If you find that your dog no longer responds to the “sit” command when it becomes excited, putting it on a leash, or even confining it till it calms down may be necessary. The goal is to teach them that excited behaviour such as jumping and standing are not rewarded with attention. If done enough times, your dog will learn to remain calm when guests arrive so it can finally receive the pats and cuddles it yearns.Read more: Why Positive Reinforcement for Training is Important
2. Managing Guests
It is always good to inform your guests beforehand that there is a dog at your place. Not everyone is fond of dogs, so a good host would be aware if there are guests who prefer not to be in contact with your pup, and prepare accordingly.
If all your guests happen to be fellow canine-lovers, you may want to give them some tips, especially if your pup is still in the process of training. Tell your guests not to reward unwanted behaviours such as jumping and standing, even if they don’t mind it. A fun practice is to pass each guest a treat as they come through the doorway, telling them to ask your dog to sit, and reward it with the treat as it does so.
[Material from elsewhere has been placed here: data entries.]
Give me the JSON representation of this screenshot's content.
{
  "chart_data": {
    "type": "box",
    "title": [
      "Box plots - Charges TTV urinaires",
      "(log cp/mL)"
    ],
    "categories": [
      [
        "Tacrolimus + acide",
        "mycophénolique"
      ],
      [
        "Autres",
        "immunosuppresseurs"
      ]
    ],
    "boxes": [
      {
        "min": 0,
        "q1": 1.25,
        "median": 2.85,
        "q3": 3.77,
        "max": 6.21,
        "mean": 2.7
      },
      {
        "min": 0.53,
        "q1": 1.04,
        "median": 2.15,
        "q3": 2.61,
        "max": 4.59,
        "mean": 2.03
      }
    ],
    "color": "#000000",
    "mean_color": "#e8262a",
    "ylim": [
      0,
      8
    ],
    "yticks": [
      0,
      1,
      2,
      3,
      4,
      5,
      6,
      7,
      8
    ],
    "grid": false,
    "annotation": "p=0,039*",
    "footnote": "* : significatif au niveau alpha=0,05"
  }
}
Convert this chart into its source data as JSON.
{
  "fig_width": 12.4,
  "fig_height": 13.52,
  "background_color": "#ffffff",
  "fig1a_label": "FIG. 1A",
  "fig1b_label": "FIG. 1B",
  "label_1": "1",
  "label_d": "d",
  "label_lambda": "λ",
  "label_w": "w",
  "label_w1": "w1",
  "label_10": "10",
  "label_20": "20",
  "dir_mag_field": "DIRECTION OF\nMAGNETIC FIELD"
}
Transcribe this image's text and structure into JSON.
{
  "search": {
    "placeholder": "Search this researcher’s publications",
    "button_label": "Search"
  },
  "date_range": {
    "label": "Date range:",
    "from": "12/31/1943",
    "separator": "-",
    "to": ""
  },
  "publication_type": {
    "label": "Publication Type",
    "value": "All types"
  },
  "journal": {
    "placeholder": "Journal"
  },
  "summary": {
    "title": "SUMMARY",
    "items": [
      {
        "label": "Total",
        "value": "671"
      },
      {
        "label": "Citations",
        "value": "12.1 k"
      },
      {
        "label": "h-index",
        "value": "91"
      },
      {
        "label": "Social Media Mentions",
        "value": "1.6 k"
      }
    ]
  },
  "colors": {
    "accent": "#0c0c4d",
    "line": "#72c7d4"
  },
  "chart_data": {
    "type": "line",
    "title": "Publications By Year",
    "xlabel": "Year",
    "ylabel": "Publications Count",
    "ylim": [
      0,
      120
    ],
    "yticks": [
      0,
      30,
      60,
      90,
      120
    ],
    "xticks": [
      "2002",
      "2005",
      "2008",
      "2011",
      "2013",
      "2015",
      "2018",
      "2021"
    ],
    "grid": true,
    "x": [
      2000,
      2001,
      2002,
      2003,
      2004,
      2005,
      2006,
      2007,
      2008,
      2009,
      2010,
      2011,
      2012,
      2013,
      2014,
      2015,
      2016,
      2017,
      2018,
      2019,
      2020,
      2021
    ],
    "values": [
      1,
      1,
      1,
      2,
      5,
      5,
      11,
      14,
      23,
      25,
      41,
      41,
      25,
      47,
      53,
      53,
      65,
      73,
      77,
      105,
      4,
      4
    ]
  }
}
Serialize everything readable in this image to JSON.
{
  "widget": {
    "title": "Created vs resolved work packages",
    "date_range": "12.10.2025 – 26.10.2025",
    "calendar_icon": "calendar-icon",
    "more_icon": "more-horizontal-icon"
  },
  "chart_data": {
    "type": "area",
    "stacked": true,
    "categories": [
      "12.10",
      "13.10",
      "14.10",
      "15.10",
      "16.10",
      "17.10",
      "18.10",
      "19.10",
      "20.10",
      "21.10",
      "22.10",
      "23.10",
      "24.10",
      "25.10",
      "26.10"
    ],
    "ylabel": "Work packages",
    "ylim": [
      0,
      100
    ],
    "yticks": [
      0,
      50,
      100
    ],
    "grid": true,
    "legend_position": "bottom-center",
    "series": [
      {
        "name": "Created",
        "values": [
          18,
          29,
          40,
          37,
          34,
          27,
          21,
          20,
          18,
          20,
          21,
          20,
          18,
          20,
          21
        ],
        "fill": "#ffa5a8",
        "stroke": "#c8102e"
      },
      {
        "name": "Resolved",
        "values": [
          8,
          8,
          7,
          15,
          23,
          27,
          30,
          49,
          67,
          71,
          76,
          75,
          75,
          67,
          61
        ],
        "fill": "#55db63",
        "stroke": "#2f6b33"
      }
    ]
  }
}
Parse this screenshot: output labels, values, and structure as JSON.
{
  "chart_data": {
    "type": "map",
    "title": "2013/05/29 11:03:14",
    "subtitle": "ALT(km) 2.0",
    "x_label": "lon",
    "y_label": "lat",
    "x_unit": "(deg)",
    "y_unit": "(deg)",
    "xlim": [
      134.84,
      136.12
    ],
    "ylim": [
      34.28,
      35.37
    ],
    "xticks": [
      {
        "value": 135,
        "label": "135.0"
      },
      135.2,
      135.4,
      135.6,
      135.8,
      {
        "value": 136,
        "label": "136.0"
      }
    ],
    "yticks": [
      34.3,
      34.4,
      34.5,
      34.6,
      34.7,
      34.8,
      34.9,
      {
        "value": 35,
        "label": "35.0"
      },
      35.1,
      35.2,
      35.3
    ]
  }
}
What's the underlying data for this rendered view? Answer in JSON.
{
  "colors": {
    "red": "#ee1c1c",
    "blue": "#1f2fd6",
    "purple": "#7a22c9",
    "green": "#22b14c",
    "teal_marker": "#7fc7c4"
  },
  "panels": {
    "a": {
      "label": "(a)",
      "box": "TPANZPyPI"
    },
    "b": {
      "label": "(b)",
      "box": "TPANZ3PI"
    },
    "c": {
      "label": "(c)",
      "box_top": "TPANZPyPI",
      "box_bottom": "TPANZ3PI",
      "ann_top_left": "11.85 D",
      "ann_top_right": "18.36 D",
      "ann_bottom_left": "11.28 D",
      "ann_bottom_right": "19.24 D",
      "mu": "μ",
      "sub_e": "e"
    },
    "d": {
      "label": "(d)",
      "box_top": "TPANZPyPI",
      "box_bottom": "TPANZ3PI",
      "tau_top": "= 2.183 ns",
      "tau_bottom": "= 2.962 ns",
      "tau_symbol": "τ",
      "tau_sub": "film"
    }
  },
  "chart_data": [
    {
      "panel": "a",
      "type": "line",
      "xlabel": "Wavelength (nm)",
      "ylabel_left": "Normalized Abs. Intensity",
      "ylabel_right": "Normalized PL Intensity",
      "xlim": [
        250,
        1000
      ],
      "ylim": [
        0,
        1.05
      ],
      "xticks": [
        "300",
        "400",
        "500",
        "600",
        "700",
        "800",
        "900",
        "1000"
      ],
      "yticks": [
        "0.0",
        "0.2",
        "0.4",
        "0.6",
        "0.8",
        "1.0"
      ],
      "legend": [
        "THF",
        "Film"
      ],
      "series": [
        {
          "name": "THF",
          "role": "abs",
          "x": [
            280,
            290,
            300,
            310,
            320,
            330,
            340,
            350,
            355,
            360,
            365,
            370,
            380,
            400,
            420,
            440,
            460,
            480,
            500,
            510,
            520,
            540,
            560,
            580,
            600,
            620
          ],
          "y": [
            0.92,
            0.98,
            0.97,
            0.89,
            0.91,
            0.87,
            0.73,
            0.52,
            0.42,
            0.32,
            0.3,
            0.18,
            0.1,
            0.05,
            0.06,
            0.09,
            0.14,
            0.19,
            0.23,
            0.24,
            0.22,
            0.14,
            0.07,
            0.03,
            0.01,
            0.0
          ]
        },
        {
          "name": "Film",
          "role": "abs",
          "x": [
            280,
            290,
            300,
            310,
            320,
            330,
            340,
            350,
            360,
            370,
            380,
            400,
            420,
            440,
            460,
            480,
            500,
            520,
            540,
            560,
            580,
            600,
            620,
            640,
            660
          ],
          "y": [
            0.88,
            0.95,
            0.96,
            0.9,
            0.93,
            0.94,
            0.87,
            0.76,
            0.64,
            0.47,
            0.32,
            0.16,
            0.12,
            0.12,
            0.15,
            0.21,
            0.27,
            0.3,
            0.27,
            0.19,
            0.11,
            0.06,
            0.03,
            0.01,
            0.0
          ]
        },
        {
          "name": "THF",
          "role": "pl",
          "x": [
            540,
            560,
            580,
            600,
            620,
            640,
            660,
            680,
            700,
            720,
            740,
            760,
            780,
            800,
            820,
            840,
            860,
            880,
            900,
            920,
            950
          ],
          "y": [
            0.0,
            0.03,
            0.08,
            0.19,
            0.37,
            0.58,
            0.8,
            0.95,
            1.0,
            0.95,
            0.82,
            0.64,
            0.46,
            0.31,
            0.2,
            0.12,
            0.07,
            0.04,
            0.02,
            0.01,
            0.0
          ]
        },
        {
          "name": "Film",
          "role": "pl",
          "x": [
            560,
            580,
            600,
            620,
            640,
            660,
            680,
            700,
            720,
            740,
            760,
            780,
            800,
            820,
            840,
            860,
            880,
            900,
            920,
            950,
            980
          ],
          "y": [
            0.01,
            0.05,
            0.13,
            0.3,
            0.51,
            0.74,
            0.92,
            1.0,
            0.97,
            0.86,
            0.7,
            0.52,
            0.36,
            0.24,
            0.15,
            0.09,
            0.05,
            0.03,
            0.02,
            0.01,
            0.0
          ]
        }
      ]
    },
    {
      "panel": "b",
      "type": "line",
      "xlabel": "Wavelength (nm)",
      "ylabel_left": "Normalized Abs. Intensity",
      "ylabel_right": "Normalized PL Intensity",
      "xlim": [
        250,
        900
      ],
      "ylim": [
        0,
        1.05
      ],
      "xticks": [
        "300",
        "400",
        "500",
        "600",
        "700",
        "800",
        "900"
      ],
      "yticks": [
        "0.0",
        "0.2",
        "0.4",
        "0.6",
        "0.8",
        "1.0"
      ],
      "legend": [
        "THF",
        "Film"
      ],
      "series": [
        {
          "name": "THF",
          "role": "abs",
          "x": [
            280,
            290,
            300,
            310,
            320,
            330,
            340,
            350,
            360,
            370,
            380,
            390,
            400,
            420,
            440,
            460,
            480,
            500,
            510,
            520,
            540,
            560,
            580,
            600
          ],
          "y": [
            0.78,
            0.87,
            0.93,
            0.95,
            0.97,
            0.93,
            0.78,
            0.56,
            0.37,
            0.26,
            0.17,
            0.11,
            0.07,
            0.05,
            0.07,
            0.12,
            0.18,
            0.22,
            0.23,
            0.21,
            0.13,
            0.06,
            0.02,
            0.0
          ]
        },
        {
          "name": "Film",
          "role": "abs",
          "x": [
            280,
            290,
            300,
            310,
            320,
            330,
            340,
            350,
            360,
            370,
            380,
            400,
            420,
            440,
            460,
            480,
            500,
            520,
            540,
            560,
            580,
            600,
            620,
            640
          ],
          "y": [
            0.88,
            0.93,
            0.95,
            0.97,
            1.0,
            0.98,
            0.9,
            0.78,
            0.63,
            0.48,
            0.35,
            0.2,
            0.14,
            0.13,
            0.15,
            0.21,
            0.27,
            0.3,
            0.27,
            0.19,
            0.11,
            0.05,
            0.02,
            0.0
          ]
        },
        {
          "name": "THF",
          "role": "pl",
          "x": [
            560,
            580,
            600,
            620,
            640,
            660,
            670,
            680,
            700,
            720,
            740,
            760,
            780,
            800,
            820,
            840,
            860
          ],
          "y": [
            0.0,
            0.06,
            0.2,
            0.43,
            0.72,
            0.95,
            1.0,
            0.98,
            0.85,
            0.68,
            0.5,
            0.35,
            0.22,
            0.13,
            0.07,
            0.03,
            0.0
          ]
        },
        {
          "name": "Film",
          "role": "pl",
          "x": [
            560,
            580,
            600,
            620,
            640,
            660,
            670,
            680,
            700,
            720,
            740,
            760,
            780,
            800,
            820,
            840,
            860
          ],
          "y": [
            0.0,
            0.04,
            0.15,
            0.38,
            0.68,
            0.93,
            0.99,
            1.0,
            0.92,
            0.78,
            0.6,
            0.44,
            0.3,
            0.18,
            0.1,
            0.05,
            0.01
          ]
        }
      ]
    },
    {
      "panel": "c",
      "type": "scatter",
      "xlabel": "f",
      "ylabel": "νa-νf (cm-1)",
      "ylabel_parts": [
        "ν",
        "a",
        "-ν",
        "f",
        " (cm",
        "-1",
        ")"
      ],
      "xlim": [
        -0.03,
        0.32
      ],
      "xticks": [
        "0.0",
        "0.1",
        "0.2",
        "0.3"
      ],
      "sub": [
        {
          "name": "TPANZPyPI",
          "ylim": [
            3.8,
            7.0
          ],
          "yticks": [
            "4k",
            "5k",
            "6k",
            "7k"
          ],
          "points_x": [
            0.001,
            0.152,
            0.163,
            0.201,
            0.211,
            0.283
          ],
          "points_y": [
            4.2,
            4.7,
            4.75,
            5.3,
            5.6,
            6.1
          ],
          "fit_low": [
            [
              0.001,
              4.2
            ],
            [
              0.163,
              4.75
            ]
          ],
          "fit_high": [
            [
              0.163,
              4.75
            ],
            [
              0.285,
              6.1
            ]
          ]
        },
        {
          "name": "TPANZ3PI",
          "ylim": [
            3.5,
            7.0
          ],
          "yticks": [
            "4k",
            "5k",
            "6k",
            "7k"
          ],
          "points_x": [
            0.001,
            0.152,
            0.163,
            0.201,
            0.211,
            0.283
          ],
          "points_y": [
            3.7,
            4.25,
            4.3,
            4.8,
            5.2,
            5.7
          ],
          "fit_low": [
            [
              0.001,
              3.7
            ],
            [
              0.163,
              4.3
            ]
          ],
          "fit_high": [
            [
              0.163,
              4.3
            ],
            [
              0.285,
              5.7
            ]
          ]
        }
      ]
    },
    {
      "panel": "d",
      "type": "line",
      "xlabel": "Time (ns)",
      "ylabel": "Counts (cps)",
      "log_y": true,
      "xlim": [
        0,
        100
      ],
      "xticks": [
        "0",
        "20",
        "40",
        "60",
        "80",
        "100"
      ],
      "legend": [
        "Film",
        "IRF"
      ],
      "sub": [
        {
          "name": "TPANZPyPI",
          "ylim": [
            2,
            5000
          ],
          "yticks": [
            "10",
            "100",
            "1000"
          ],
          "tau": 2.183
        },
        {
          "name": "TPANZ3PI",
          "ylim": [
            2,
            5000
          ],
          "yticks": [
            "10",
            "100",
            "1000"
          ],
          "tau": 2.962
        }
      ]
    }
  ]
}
This teaches your dog that it will be rewarded for remaining calm and sitting when guests arrive, and is a fun welcome activity for your guests!
3. Helping Anxious Dogs
Not all dogs are into receiving attention from strangers in the house. Some may cower in a corner or hide in another room altogether. While this may not seem like a big issue, putting your dog through such trauma whenever guests are around is not recommended. Instead, a good owner would try to ease it out of the anxiety. One way is to create a safe space that is away from the main party, but still within sight. You may pick the far end of the dining/living room, or even a connecting room with the door left open. If your pup needs a confined space, you can set up a baby gate or place it in an exercise pen. Place your dog’s bed or blanket there together with its toys and water bowl. You can also give it a treat or chew as a reward for being calm in that space. Lastly, make sure that your guests know not to approach your dog when it is resting in its safe space.
Note: If your dog is aggressive or extremely fearful, please seek professional help.
4. Training Greedy Dogs
It’s an ongoing debate as to whether it is recommended for dogs to be at the dining table or not. This issue is mostly up to personal preference and your dog’s behaviour during dinner time. Persistent dogs may become bothersome while you and your guests are deep in conversation, so it is always good to train your dogs to behave properly when you are at the dinner table, no matter how tempting dinner may be. The easiest option is to confine your pup at a place away from the dining table. You should also make sure to feed your dog before meal time to keep it from going frantic while you feast. If you aren’t keen on the idea of confinement, then you should train your pup to go to its bed or blanket on command. Some key principles you should practice is to never give food directly from the table. While it is discouraged to feed human food high in fat and sugar content, there are certain foods such as cheese and small pieces of chicken that are fine for dogs. Always place the food in your pup’s food bowl to prevent an association between food and the table.